The question is if it’s enough for Ferentz to continue with the hot hand.
|First Half (Jake Rudock)||Second Half (C.J. Beathard)|
Dan Mullen has done some great work in Starkville, but there was no denying his résumé was lacking a signature win. That, clearly, is no longer the case. Led by a Louisiana native who might be the best dual-threat quarterback east of Eugene, Ore., Mississippi State exorcised a ton of demons Saturday night in Baton Rouge, holding on for a 34–29 win against LSU in Tiger Stadium.
Dak Prescott, a Haughton, La., native who only got a look from LSU late in the recruiting process, threw for 268 yards and two touchdowns (without an INT) and ran for 105 yards and a score to lead the Bulldogs to their first win over the Tigers since 1999 and their first in Baton Rouge since 1991. Prescott has had 200-plus yards passing and 100-plus yards rushing in three straight games, and the Bulldogs have had at least 500 yards in five straight games, a school record.

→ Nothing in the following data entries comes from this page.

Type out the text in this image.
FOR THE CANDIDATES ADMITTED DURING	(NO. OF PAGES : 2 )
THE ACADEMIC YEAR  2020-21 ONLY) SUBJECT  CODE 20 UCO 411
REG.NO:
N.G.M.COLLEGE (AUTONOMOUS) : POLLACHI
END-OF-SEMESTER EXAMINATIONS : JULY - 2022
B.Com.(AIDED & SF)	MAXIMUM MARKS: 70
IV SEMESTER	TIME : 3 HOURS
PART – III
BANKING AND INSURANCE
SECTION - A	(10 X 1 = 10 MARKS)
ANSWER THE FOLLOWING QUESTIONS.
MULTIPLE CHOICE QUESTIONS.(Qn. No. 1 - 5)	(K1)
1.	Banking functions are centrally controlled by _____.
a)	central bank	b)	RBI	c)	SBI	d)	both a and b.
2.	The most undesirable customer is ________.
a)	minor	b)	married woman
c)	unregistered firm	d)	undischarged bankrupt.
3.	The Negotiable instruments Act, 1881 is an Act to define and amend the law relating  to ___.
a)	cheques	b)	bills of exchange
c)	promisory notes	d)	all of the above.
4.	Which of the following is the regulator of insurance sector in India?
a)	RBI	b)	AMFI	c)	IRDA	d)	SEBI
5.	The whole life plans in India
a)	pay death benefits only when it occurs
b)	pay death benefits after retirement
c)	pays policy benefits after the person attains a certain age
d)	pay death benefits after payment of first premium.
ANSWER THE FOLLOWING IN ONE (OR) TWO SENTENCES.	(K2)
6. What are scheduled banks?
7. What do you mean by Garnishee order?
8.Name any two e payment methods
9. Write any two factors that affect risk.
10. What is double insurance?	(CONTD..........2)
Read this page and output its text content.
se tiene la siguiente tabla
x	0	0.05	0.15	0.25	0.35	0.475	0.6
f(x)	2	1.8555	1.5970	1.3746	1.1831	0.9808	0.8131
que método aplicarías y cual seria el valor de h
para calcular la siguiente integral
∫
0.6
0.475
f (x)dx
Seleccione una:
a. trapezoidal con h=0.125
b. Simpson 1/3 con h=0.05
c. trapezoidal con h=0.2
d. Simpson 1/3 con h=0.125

State got the job done with some explosive plays — 10 that went for at least 20 yards — against an LSU defense that had not allowed a point since the third quarter of a Week 1 win over Wisconsin. For the game, the Bulldogs averaged 7.8 yards per snap, becoming only the second team since the beginning of the 2008 season to top the 7.0 mark against LSU.
Life in the SEC West will be treacherous this season, but Mississippi State has the talent — and makeup — to be factor in the division race. A team that is capable of winning in Baton Rouge on a Saturday night is a team that can win in any venue in the league.